Рядом с родником чьи-то заботливые руки соорудили из половинки бревна скамью. Сергей снял рюкзак и долго, с наслаждением пил, зачёрпывая воду ладонями и стараясь не поднимать со дна муть. Напился, потянулся за флягой – и тут в черепе, где-то позади глаз вспыхнула, забилась сигнальным маячком чуйка.
Медленно, стараясь не делать резких движений, он выпрямился.
Трое. Нет, четверо – двое поднимаются снизу, и ещё двое подходят справа. Идут хорошо, умело – ни звука, ни хруста. Тёплые, пахнущие ружейной смазкой, металлом, тревогой и агрессией.
Люди.
Сергей расстегнул кармашек рюкзака, достал свёрток с лепёшками и копчёным мясом. Снял подвявшие листья и отодвинул вещи, освобождая на скамейке место для трапезы. Ладонь при этом как бы невзначай легла на приклад штуцера.
Справа хрустнуло – один из чужаков неосторожно поставил ногу на сухой сучок. Сергей кувырнулся назад, за колоду-скамейку. Над головой прошелестел и глухо стукнулся в дерево арбалетный болт.
– А ну, руки в гору! Дернешься – стреляю!
Пятый. Близко, шагах в двадцати за спиной. И как он ухитрился не почувствовать? Не различил ауру на фоне четырёх других?
– Медленно повернись, медленно! Вот так, и ружьишко брось…
Из прорехи в завесе дикого винограда на Сергея смотрело узкое, зеленоватое лицо с огромными глазами.
Сильван. Аура детей Леса растворяется в естественном фоне, её не всегда может зафиксировать даже обострённое чутьё егеря. То же самое относится и к белкам. Особенно сильно это проявляется здесь, где деревья почти одушевлены, а привычный сторожкий настрой охотника и следопыта смывает волна восторга, порождённая великолепием лесного Храма.

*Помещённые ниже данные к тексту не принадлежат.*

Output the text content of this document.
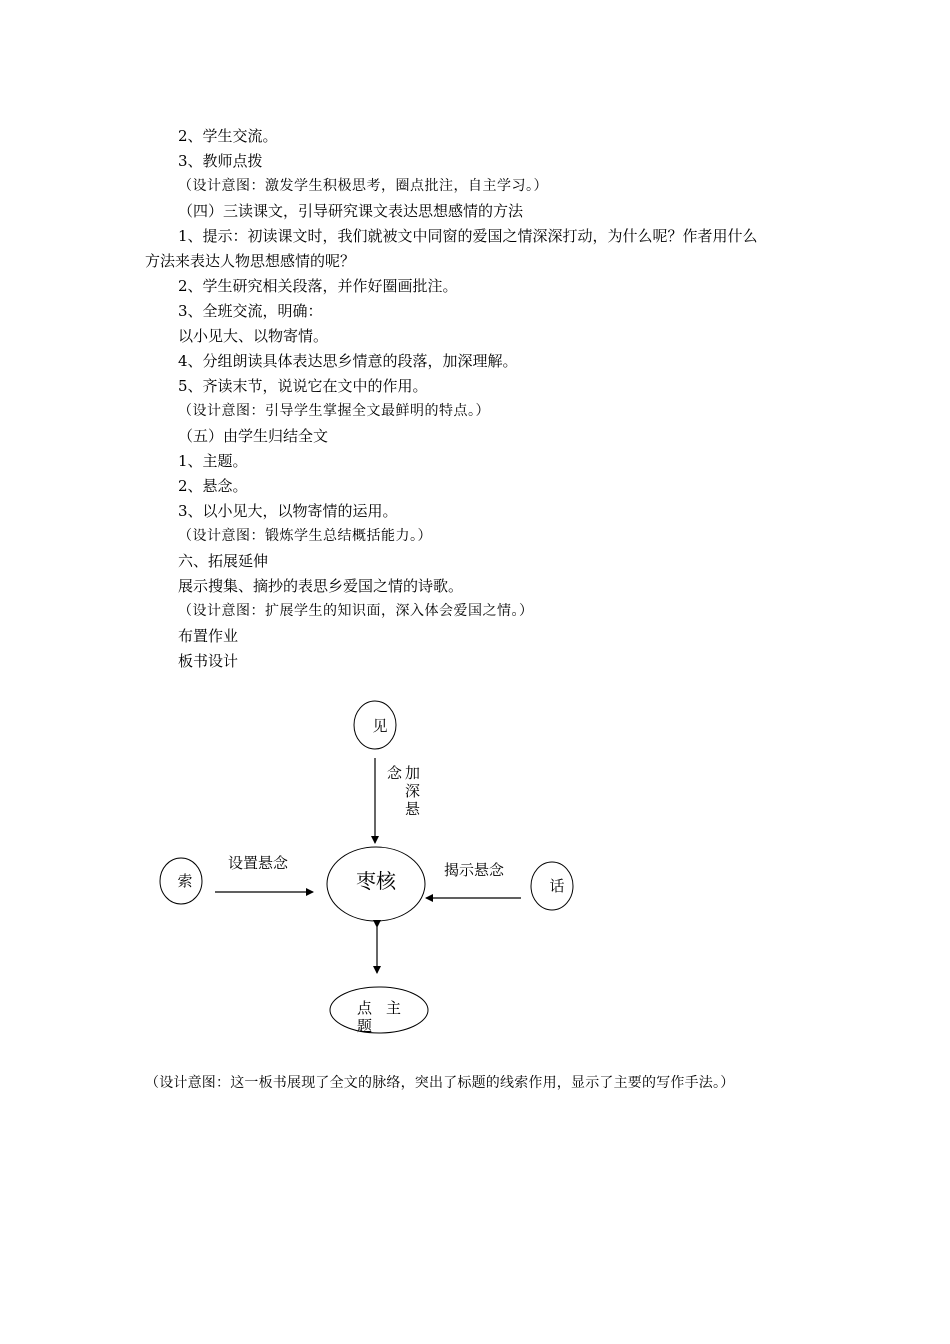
2、学生交流。
3、教师点拨
（设计意图：激发学生积极思考，圈点批注，自主学习。）
（四）三读课文，引导研究课文表达思想感情的方法
1、提示：初读课文时，我们就被文中同窗的爱国之情深深打动，为什么呢？作者用什么
方法来表达人物思想感情的呢？
2、学生研究相关段落，并作好圈画批注。
3、全班交流，明确：
以小见大、以物寄情。
4、分组朗读具体表达思乡情意的段落，加深理解。
5、齐读末节，说说它在文中的作用。
（设计意图：引导学生掌握全文最鲜明的特点。）
（五）由学生归结全文
1、主题。
2、悬念。
3、以小见大，以物寄情的运用。
（设计意图：锻炼学生总结概括能力。）
六、拓展延伸
展示搜集、摘抄的表思乡爱国之情的诗歌。
（设计意图：扩展学生的知识面，深入体会爱国之情。）
布置作业
板书设计
见
念 加
深
悬
枣核
索
设置悬念
话
揭示悬念
点 主
题
（设计意图：这一板书展现了全文的脉络，突出了标题的线索作用，显示了主要的写作手法。）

«…надо же было так облажаться! Водички, называется, попил…»
Теперь на виду были все четверо. Золотолесцы. Двое с арбалетами, один с охотничьим карабином. У сильвана – копьё с широким листовидным наконечником. Другого оружия не видно, но обольщаться не стоит: опытный охотник способен всадить такое копьецо в цель размером с ладонь с десятка метров. А сильвану, судя по тому, как тот держит древко, опыта не занимать.
Тревожный сигнал по-прежнему бьётся в черепной коробке – низким, пульсирующим гулом.
– Ах, ты ж, мать твою!..
Щёку, ту самую, многострадальную, траченную третьего дня шипомордником, ожгло огнём. Сергей инстинктивно хлопнул по щеке, под ладонью противно хрустнуло.
Гул стал громче. Теперь он звучал не под черепом, а наползал снизу, от реки. Сергей посмотрел на ладонь – крупная, размером с майского жука, антрацитово-чёрная тварь была ещё жива, перебирала лапками, судорожно скручивала и раскручивала раздавленное брюшко, из которого высовывалось кривое жало.